Last year, when M was eight, he entered high school. Because he had been so emotionally fragile in elementary school and due to his age, I would not allow the school to dictate his class schedule, nor would I allow M to take as many classes as the average high school student.

I chose classes for two reasons. First, they had to be subjects M loved in order to help him remember why he once thought school was so wonderful. Second, they had to be subjects in which he excelled so that I could get him placed in upper-level "honors" classes. My reasoning was that older students in classes carrying academic honors would be far more understanding/accepting of a socially awkward eight-year-old than the average 14-year-old freshman in a huge (1600+) public high school. I chose pre-calculus and honors senior computer science. To fill the period in- between, I chose an art class, just to have something simple and less academic. After a couple of weeks, M was so happy and excited at the school that he sought & obtained permission to audit a chemistry class. When he was no longer welcome there (because he knew WAY too much!) we worked out his admission to an honors chemistry class.

This year I gave M a lot more control. I had chosen for him the first year, explaining my choices to him, because he was not in a good state emotionally and because he had no idea how to go about choosing. This year his teachers recommended him for 3 Advanced Placement classes (calculus, computer science, and physics) and he added honors chorus and a freshman Spanish class. The last has been an eye-opener for him; it is his first basic-level freshman class. Once, telling me how easy the work in Spanish was, he said, "Mom, do you know that some of the kids just don't get it?" He was blown away by the inability of some classmates to pick it up as easily as he did.

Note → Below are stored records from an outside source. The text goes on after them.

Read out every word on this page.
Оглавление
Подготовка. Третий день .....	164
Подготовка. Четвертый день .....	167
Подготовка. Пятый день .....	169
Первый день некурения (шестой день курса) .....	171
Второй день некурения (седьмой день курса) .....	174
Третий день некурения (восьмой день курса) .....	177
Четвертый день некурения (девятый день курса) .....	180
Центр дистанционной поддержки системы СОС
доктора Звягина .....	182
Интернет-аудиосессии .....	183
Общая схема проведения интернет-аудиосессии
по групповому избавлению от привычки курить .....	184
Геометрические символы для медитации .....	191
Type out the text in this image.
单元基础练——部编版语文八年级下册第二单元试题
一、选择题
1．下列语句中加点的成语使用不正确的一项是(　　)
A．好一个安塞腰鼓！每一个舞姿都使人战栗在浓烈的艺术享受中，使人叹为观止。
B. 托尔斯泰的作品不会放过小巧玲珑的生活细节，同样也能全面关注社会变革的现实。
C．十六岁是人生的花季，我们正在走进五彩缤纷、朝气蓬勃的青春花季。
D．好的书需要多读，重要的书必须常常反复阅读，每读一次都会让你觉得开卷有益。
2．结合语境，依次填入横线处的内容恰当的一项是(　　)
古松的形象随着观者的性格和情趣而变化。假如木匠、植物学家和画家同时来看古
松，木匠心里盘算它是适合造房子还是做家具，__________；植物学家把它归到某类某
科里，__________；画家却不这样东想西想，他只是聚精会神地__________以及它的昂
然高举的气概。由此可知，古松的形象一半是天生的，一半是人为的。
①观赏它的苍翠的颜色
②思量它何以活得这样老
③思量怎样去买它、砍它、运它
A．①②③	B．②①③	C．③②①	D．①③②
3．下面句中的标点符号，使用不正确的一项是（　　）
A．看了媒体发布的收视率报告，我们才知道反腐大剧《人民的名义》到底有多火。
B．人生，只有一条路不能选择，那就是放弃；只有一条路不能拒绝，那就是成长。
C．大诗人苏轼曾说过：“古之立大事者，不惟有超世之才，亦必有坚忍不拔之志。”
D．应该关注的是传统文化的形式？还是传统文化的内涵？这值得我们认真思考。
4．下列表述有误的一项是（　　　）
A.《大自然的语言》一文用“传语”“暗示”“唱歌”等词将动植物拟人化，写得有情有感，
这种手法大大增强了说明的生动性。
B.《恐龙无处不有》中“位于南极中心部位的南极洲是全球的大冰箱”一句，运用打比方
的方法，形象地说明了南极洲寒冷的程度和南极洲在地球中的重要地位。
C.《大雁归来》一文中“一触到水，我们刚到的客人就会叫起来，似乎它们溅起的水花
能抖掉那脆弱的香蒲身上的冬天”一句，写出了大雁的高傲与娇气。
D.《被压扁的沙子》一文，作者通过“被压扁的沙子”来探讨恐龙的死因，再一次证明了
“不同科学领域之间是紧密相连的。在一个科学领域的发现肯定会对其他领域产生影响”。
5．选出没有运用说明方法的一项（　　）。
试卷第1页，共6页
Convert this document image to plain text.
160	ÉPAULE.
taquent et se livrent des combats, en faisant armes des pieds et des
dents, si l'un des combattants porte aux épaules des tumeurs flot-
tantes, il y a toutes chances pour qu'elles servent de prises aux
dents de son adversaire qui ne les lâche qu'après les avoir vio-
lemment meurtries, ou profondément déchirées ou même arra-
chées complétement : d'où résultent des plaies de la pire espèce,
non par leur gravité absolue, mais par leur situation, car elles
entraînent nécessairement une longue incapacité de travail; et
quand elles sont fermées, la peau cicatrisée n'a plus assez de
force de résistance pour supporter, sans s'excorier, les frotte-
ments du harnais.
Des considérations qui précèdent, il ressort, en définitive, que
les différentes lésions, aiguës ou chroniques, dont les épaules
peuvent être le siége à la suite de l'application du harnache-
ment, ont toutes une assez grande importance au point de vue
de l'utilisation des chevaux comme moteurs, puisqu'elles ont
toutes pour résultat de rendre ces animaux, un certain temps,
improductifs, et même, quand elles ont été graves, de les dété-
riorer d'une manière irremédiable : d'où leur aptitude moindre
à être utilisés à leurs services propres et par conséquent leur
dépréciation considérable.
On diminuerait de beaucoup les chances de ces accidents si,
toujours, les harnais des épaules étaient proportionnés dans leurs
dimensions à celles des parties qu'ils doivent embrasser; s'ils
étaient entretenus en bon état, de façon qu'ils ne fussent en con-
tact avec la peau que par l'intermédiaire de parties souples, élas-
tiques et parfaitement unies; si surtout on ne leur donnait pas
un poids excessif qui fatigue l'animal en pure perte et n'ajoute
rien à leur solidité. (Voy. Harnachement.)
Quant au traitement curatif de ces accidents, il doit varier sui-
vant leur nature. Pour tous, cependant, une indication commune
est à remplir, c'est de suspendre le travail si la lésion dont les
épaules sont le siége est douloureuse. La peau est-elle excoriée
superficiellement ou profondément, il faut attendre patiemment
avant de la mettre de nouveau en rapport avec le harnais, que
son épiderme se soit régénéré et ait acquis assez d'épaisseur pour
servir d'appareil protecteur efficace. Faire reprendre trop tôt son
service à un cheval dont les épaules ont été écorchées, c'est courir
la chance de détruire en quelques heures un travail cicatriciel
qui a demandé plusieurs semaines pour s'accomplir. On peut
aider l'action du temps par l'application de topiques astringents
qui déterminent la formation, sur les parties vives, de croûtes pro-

He did drop the AP Physics class after a couple of months, with the teacher's blessing & understanding. The reason is a fascinating study in how our kids' brains work. The teacher is required to teach the AP course to meet the challenges of the AP exam. That means that when a question is posed, say, in vectors, the student is supposed to write out all the steps involved (for the average person) to reach the conclusion; in fact, the steps are more important than the answer. M had no idea whatsoever what intermediate steps were expected, because his brain went straight from the question to the answer. The teacher admitted readily that M knows as much or more than any student she's ever had, but she also agreed that the structure of the AP Physics class was total frustration for M because she couldn't give him even passing grades for knowing all the answers! So either we wait a few years to see whether M can slow his brain down enough to deal with the limitations of this class, or we just accept that there is no reason why M should have to slow down his brain to think like the "average smart person."

How will we determine when he's "done?" Well, we know that many of M's abilities are college-level, but we also know that we are in no hurry to get M to college. The whole idea of high school is to let him grow up a bit first! So we start him in the upper-level classes, and than as he grows up a bit we move him slowly into areas where his expertise is not so strong. We let him take every interesting course the high school offers, maybe 4 per year. Julian Stanley made the comment that with this plan, M has the opportunity to become the most widely educated person in the world! However, we have to accept that we can't plan more than a year ahead. M may stay in high school 2 years or 8 years or anywhere in between. As long as they have interesting classes for him to take, we expect to let him remain in this program.

Next fall he would like to take a journalism class, and I assume he will continue with Spanish. He thinks he might like to add Latin, and I believe there is a math class he could take. We'll get more specific when we're closer to the fall.